Cherry production in British Columbia, has increased dramatically over the past 20 years, representing about 96 % of the total Canadian crop. Increased cherry production, along with climate change, has brought new challenges to the Okanagan valley, such as limited water availability and increased soil-borne pathogens. When young cherry trees are planted to replace old apple or cherry orchards Replant Disease (RD) can arise, negatively affecting the establishment of new trees. In the Okanagan valley, RD has been linked to the presence of high populations of the plant-parasitic nematode Pratylenchus penetrans. Overcoming RD is critical for the successful establishment of high-density orchards; hence, environmentally-friendly methods are needed to manage the soil pathogens. The aim of this dissertation was to isolate multifunctional plant-growth-promoting (PGPR) and nematicidal bacteria from cherry rhizospheres, and to determine their possible mode of action. In addition, the potential of the isolated PGPR strains to induce drought resistance in plants was also assessed. Three Streptomyces and two Pseudomonas strains were isolated with potential to be used as microbial inoculants.

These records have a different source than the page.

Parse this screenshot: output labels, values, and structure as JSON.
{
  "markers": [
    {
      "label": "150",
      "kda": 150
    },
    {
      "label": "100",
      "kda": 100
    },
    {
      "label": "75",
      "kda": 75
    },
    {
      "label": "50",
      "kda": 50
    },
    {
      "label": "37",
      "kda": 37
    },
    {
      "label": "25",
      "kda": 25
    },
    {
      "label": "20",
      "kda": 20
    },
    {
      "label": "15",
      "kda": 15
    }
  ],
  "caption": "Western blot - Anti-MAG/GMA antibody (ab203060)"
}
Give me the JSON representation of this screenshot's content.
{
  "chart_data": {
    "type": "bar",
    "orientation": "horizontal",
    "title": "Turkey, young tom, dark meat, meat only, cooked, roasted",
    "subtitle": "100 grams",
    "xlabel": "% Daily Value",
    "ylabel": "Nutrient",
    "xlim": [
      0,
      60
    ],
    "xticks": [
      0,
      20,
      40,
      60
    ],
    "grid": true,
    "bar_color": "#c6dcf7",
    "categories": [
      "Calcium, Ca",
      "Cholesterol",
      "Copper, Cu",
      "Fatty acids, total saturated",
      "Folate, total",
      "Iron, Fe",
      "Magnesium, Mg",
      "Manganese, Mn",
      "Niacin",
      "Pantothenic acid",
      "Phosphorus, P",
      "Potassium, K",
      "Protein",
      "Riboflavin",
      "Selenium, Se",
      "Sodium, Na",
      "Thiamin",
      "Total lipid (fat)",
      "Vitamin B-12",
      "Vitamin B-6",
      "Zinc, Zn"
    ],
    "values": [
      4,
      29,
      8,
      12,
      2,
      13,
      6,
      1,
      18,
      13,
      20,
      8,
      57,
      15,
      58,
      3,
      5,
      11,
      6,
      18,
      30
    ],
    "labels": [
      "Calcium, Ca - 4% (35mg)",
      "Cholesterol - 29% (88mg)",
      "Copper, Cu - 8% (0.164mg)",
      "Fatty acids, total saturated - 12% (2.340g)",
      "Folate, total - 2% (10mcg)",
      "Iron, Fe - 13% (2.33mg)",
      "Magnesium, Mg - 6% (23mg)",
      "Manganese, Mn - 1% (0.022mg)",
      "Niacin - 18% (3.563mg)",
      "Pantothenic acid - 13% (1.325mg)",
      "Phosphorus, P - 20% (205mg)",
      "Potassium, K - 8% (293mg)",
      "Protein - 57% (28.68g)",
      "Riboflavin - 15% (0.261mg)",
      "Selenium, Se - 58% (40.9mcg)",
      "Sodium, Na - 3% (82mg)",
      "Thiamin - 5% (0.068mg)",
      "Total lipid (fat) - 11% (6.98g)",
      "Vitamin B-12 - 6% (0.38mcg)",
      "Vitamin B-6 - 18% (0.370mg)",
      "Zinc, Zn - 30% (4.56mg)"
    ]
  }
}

The PGPR strains have nematicidal and antifungal activity, produce chitinases, proteases, the phytohormone indoleacetic acid, and the 1-aminocyclopropane-1-carboxylate (ACC) deaminase enzyme. The strains were also found to alleviate drought stress in drought-sensitive pepper plants. A second objective was to study the effect of different land management practices (composting, mulching), land-use history (old, new orchards), and fumigation on the abundance of chitinase chiC gene and the diversity of the actinobacterial communities. Chitinase chiC gene has been implicated as a mechanism of biocontrol through hydrolysis of both, nematode egg-shell and phytopathogenic fungal cell walls. The organic amendments did not increase chiC gene abundance, and there were no significant differences in the chiC gene copy number among old and new orchards. However, a higher chiC gene abundance was found in the adjacent non-cultivated soil indicating the detrimental effects of cherry cropping on bacterial chitinolytic populations. The addition of amendments and land-use history did not affect the actinobacterial diversity, in contrast, fumigation with Basamid, a chemical used to control nematodes, significantly decreased the actinobacterial diversity in the soils.